A more accurate job description of a school teacher should now include that we’re expected to shield students from active shooters and lay down our lives to protect the children in our charge ( but without all the hassle of hazard pay).
We’ll often need to become noncertified psychologists and social workers because there’s never enough funding for that kind of staffing. We’ll need to be ready to teach topics outside our areas of expertise because society has proven no one else will own it ( and therefore we’ll need to
make them areas of our expertise). Societal problems like racial inequity, economic disparity, and religious persecution will eventually be placed at our feet, regardless of what we were trained to teach. It’s the reason most of us have been combing through books on racial issues and reevaluating the vehicles with which we deliver the curriculum to better address the current national discussion.
That’s in addition to the groups we’ve joined on social media to learn about different ways to teach in this altogether unfamiliar world of pandemic education; our digital competency requirements are going through the roof. We need to learn presentation methods to reach kids with varying degrees of internet bandwidth without sacrificing content vehicles that offer rich and rewarding instruction. It used to be we needed to know how to use email and basic presentation/ word processing software.
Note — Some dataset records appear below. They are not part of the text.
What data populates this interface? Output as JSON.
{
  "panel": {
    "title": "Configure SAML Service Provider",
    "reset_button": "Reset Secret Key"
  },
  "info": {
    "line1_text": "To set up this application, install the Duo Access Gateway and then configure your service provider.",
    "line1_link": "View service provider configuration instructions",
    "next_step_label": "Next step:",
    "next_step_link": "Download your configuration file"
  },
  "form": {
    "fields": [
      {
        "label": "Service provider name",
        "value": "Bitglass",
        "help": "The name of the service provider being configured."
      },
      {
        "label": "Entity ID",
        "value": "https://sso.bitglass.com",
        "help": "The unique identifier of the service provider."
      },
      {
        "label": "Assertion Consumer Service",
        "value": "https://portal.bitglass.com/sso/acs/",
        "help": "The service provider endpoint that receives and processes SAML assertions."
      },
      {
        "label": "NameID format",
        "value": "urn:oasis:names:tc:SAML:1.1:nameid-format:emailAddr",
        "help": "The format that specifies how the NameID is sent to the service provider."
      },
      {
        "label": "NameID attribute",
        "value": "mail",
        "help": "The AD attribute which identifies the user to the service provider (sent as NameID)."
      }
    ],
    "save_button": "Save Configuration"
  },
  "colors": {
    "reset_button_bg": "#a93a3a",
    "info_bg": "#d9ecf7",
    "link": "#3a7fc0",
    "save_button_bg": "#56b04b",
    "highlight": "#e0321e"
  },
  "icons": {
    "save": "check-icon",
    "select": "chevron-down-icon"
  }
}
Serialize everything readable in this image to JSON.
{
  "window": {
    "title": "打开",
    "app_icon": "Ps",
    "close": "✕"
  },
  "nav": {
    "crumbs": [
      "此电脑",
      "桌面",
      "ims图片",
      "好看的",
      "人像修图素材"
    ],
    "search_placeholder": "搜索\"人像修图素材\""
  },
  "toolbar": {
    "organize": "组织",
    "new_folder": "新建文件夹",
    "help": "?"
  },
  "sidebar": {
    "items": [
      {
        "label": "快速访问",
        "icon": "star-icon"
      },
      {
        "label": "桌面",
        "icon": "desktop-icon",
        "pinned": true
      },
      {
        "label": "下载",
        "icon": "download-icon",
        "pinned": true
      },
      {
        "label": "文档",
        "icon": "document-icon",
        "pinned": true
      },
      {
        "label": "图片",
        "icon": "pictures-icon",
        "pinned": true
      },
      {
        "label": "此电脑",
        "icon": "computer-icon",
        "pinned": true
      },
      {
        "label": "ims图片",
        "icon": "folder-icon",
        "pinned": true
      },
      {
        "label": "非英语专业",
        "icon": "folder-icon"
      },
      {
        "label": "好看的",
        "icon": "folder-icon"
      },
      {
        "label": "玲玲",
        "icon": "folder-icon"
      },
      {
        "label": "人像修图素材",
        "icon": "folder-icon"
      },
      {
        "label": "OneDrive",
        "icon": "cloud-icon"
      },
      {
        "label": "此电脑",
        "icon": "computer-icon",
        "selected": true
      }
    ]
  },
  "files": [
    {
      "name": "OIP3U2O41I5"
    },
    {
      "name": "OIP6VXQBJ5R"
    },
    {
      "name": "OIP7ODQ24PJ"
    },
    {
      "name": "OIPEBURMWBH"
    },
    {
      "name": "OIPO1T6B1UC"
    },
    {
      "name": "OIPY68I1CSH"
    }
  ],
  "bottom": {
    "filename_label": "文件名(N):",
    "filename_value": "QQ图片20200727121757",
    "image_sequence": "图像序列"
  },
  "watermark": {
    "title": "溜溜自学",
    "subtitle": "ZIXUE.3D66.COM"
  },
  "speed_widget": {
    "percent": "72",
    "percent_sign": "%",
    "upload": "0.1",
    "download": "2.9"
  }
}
Now we’re expected to troubleshoot Chromebook issues over the phone while utilizing highly interactive, content- dense applications in order to maximize instruction time even while screen time is curtailed at home.
In addition to wearing many hats, we’ll now have to wear many masks, too. Teachers will soon be deputized as the Mask Police, the Social Distancing Police, the “Don’t Trade Items From Your Lunch” Police, etc. ( when we’re not wiping down all surfaces between each class, anyway). Of course, since Gov. Ned Lamont’s reopening plan contains no provisions for temperature checks or bus capacity limits, it’ll be like plugging a leaky boat with sandwich bread and declaring it seaworthy.
Don’t get me wrong: I don’t envy administrators or superintendents as they navigate these infested waters. There are no perfect plans for dealing with a pandemic. It’s just confusing when state and local boards of education are meeting on Zoom to discuss reopening schools in order to send our children inperson. It’s odd to hear Lamont state last week that the coronavirus pandemic “requires extraordinary measures” when defending the closing of state beaches — which are outside. With mature adults. And a 6- foot radius between families.
Teachers are expected to protect our students indoors, with only a 3- to 6- foot radius “when feasible,” with a demographic that’s far less mature, compliant or emotionally stable. And yes, this last point could be argued.
I don’t blame people for having second thoughts about choosing teaching as a profession these days. What used to be a calling is now an excuse to be called names: freeloader, alarmist, elitist, or somehow, just plain lazy because we’re not rushing to send our children back into a building before we know we can protect them. Worse, it’s been made clear we’re expendable, collateral damage serving as the canary in the coalmine to see if other adults can go back to work as normal.
I don’t know of any teacher who doesn’t look forward to the start of the school year. I can’t imagine any of us would prefer starting this school year with distance learning. Alas, we can’t afford the luxury of preference when lives are at risk.
I hope my former student is lucky enough to experience the same sense of purpose and joy I’ve enjoyed these past 21 years in teaching. I just fear that’s no longer in the job description.